It shouldn't go without mentioning that she is a master gardener - the absolute coolest garden I have ever had the pleasure of visiting - cool, funky garden houses, a green house made of old windows, hideaway seating areas, nooks and crannies that keep you poking around for days. To top it all off, she and my uncle are organic farmers, grow a vineyard, have chickens and the two largest, and possibly the most spoiled goats of all time. Years of managing a furniture store have also given her incredible design skills and an eye for the unusually whimsical. I can't even begin to describe her unconventional, yet totally hip house. What more could you wish for in an aunt?

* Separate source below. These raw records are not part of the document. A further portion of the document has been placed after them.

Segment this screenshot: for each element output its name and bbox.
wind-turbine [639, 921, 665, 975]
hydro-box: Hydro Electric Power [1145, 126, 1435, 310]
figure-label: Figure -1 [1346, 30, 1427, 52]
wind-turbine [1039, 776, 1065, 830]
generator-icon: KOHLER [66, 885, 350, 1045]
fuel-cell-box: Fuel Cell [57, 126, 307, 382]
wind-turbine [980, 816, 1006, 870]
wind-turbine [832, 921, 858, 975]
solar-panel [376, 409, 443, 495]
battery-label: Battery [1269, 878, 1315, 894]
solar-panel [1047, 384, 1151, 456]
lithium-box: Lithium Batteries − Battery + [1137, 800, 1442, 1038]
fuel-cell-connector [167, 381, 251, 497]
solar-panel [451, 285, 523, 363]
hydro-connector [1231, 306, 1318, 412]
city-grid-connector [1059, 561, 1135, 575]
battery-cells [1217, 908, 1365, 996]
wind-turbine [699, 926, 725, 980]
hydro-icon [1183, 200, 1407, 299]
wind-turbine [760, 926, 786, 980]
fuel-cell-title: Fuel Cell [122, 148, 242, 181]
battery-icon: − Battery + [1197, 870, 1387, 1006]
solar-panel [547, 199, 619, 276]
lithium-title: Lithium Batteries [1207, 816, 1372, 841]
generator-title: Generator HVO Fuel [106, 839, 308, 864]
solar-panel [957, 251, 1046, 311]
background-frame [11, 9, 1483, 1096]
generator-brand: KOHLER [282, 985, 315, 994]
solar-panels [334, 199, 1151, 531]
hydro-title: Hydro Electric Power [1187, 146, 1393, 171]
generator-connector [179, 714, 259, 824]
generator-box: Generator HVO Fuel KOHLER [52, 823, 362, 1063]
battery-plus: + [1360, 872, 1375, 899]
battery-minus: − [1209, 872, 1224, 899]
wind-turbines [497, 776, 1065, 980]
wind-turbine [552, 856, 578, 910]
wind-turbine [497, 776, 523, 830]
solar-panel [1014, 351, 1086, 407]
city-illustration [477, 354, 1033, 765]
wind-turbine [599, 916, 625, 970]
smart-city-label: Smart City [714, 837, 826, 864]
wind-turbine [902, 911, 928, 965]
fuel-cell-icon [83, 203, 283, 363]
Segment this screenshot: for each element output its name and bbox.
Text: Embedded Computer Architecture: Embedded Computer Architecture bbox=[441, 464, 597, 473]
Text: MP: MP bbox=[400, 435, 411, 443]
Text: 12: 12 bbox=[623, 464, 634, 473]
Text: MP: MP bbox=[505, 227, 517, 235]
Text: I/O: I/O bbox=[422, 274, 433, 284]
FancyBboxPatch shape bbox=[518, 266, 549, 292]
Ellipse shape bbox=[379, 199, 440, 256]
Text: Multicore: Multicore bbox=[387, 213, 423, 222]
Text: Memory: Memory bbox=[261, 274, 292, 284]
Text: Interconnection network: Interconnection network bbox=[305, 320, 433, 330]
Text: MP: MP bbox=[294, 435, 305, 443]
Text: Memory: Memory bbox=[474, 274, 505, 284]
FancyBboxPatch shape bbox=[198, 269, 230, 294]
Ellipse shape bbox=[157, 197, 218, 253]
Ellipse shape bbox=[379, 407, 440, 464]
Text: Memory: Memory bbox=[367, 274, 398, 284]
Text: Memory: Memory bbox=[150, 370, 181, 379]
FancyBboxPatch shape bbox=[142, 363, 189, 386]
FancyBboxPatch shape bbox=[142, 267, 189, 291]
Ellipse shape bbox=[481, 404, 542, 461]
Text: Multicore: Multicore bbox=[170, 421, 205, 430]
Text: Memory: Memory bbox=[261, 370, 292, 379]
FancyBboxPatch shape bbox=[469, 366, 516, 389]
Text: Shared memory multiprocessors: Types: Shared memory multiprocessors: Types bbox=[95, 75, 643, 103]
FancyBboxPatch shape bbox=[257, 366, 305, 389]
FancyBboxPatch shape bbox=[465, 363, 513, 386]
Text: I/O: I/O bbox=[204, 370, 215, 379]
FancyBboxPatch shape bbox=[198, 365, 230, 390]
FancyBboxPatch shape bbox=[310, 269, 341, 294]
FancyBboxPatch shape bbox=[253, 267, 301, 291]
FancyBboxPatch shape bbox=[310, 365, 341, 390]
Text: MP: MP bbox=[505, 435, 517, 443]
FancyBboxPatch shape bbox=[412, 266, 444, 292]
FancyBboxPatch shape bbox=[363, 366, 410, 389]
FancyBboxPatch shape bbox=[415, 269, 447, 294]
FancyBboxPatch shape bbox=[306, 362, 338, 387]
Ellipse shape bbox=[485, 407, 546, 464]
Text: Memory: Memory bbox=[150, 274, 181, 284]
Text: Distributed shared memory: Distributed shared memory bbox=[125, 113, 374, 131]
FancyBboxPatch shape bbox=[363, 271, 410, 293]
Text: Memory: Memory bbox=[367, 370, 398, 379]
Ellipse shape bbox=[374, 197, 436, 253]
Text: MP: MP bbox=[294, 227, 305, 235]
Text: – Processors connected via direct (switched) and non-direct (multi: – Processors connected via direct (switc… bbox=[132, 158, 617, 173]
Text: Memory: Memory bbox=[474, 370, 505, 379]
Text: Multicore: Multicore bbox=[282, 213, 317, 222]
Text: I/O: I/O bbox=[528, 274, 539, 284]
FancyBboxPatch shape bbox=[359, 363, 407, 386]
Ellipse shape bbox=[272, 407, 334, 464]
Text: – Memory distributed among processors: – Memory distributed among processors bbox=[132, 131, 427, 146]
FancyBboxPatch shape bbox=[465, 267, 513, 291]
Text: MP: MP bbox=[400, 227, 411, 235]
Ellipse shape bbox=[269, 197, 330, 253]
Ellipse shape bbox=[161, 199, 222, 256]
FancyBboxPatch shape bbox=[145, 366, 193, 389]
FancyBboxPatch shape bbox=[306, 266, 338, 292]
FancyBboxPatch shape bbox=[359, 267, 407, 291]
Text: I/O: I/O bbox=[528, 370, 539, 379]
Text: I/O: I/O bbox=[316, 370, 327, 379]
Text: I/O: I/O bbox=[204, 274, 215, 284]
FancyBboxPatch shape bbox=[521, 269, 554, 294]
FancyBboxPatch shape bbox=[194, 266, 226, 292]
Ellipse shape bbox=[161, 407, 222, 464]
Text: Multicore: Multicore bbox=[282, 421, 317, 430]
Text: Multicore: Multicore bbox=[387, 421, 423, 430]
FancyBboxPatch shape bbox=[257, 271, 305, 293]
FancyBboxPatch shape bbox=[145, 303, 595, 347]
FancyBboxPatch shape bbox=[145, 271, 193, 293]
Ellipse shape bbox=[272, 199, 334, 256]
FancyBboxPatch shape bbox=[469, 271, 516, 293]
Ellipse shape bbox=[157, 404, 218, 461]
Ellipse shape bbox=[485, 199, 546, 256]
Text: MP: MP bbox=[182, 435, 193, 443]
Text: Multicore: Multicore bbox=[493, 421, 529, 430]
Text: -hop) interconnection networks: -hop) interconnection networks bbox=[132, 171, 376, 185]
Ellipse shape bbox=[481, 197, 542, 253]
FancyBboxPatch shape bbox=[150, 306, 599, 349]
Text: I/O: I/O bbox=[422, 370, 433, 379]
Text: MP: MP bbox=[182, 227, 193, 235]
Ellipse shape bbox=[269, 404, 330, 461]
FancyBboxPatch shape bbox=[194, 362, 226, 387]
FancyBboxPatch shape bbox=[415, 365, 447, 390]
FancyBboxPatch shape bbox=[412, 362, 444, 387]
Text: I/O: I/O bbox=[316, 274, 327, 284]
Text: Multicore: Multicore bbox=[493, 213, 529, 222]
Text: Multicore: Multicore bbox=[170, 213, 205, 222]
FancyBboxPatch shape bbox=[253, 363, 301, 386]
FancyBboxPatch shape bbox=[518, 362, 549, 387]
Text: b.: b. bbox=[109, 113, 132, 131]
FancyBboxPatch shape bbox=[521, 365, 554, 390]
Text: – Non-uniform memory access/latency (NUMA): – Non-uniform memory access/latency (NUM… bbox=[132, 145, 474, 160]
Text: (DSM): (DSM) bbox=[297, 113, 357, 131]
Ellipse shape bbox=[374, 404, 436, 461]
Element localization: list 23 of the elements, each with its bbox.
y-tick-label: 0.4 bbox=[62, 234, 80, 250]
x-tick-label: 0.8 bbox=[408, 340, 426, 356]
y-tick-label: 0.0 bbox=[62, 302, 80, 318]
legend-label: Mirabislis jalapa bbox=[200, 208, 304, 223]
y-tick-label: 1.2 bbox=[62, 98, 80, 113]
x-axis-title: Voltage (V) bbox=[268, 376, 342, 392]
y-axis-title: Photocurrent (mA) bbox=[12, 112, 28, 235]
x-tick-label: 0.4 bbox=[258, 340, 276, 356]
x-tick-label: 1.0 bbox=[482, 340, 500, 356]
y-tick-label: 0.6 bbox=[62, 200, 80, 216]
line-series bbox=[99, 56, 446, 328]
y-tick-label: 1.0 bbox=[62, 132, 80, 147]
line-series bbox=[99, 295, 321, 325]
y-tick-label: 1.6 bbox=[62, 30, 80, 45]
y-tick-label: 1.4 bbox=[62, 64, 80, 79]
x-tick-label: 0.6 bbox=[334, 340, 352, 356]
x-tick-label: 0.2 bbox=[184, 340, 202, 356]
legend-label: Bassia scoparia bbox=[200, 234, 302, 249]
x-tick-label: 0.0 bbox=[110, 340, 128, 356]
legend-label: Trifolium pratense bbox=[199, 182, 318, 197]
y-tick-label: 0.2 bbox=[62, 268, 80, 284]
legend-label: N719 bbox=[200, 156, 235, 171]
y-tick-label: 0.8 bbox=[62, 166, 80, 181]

Regarding my grandmother, I have missed quite a few years with her as well. This occurred most recently as she was the primary caregiver for my grandfather during his 10-year run with Alzheimer's. I never held any grudges - of course not. I just missed having her as a constant in my life. During this time, I always knew she had some misgivings about not really knowing my children and about missing out on the important events in our lives. But, it was what life had dealt her and her dedication to my grandfather was beyond admirable. It was a perfect picture of what God asks of us when we say our wedding vows.
After my grandfather passed away in August, I wondered how my grandmother would pick herself up and start living again. Inwardly, I wondered if she wouldn't quickly pass of a heart, broken and grief-stricken. After all, she was married to my grandfather for 67 years. Yet, she has managed to not only move forward, but to have moments of true enjoyment. I hope that our excursion to tea was one of them. I think it was as she savored each morsel of goodies presented to us over a two hour period and said no less than 7 times how wonderful it was to be together.
With a heart bursting with gratitude, I couldn’t agree more.